Kishida Gearing Up for By-Elections in April

The Yomiuri Shimbun
Prime Minister Fumio Kishida, second from right, and others raise their fists during a cheer in Iwakuni, Yamaguchi Prefecture, on Sunday.

Tokyo (Jiji Press)—Japanese Prime Minister Fumio Kishida, also president of the ruling Liberal Democratic Party, visited the western prefecture of Yamaguchi on Sunday, as he started in earnest preparations for by-elections slated for April.

It is unusual for the prime minister to visit a place where a by-election is to be held just a month and a half before the election.

By-elections for the House of Representatives, the lower chamber of the Diet, the country’s parliament, will be held on April 23 in the No. 2 and No. 4 constituencies of Yamaguchi, as well as in the No. 5 constituency of Chiba Prefecture, east of Tokyo, and the No. 1 constituency of Wakayama Prefecture, western Japan.

A by-election for the House of Councillors, the upper chamber, is also expected to take place in the southwestern prefecture of Oita the same day.

On Sunday afternoon, Kishida visited the Yamaguchi No. 4 constituency, which was the home of former Prime Minister Shinzo Abe, who was shot dead while delivering a stump speech in July last year.

At a meeting for the LDP’s candidate there, Kishida said, “Only the LDP-Komeito coalition can deliver results on issues that cannot be postponed.”

In the evening, he arrived in the Yamaguchi No. 2 constituency and attended a meeting for the eldest son of former Defense Minister Nobuo Kishi, who is runnig to take over the father’s Lower House seat.

Kishida also plans to visit Chiba, Wakayama and Oita, while working to draw up additional measures as soon as possible to tackle rising prices, which are of great concern to voters, according to informed sources.

The reason for Kishida’s early preparations for the by-elections is that the elections are likely to be a test of whether he can run the government stably, a year and a half after taking office in October 2021.

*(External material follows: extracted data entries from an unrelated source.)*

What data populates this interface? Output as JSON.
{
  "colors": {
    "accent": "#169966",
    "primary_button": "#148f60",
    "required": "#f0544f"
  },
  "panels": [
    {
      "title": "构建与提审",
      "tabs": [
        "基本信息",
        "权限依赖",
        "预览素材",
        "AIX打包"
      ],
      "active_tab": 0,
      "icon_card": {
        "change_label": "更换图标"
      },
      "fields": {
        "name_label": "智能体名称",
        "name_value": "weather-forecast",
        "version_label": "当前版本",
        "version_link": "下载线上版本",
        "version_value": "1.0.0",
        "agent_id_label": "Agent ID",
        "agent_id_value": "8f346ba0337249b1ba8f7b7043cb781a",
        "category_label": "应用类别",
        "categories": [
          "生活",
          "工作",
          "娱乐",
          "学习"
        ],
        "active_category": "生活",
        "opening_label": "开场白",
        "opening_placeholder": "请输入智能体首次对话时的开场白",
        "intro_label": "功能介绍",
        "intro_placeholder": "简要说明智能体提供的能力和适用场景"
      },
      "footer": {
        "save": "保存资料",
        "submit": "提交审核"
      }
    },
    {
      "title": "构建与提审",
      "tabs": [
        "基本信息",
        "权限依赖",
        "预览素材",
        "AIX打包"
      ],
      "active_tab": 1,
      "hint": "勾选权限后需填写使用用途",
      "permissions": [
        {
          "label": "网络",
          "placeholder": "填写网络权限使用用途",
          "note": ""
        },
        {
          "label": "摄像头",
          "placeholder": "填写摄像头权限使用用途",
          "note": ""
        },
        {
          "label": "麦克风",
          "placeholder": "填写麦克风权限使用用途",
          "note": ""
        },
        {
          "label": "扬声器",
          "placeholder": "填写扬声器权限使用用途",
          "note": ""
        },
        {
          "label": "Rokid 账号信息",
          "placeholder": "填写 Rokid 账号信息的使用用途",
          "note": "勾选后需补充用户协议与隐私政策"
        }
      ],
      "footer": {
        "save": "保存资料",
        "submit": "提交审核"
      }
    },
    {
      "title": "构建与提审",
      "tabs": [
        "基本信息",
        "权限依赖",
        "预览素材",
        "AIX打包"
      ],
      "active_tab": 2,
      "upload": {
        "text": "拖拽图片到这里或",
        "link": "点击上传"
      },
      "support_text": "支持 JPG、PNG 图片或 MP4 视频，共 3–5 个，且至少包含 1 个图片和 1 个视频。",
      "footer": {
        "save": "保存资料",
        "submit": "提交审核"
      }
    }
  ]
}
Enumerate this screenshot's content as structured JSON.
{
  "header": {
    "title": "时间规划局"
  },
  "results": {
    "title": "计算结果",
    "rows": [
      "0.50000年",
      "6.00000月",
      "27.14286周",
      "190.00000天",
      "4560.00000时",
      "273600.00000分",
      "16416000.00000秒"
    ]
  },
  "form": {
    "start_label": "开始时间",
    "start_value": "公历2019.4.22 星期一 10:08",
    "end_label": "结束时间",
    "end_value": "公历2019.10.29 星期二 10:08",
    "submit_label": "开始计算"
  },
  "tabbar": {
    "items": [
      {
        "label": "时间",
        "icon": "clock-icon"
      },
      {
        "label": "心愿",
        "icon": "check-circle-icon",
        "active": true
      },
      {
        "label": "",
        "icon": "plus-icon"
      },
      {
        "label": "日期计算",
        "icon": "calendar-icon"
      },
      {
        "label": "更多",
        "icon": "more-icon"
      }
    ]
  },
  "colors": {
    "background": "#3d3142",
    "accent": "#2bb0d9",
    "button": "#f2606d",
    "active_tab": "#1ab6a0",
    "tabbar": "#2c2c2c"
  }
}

His immediate predecessor, Yoshihide Suga, stepped down after the LDP lost all three national elections held in April 2021.

The LDP aims to win all the upcoming by-elections. It has decided to field a new candidate in the Chiba No.5 constituency and a former Lower House member in the Wakayama No. 1 constituency. It is working to select its candidate in Oita.

Meanwhile, opposition parties appear to be lagging behind in the Yamaguchi constituencies, which are conservative strongholds. In the No. 4 constituency, the main opposition Constitutional Democratic Party of Japan is planning to endorse a former Upper House member.

In Chiba, four opposition parties—the CDP, Nippon Ishin no Kai (Japan Innovation Party), the Democratic Party for the People and the Japanese Communist Party—are supporting different candidates after the LDP’s incumbent resigned over a political funds issue.

In Wakayama, Nippon Ishin, which is based in Osaka Prefecture, north of Wakayama, plans to field a female member of the city assembly of Wakayama, the namesake capital of the prefecture.

In Oita, the incumbent Upper House member, who does not belong to any party, is set to shortly resign to run in a gubernatorial election there. The incumbent won the 2019 election, with the join support of opposition parties. The opposition camp is aiming to repeat such a victory.

CDP leader Kenta Izumi has indicated his party’s willingness to promote electoral cooperation with opposition colleagues. “It’s desirable for choices for voters to be clear (between the ruling and opposition camps),” he said.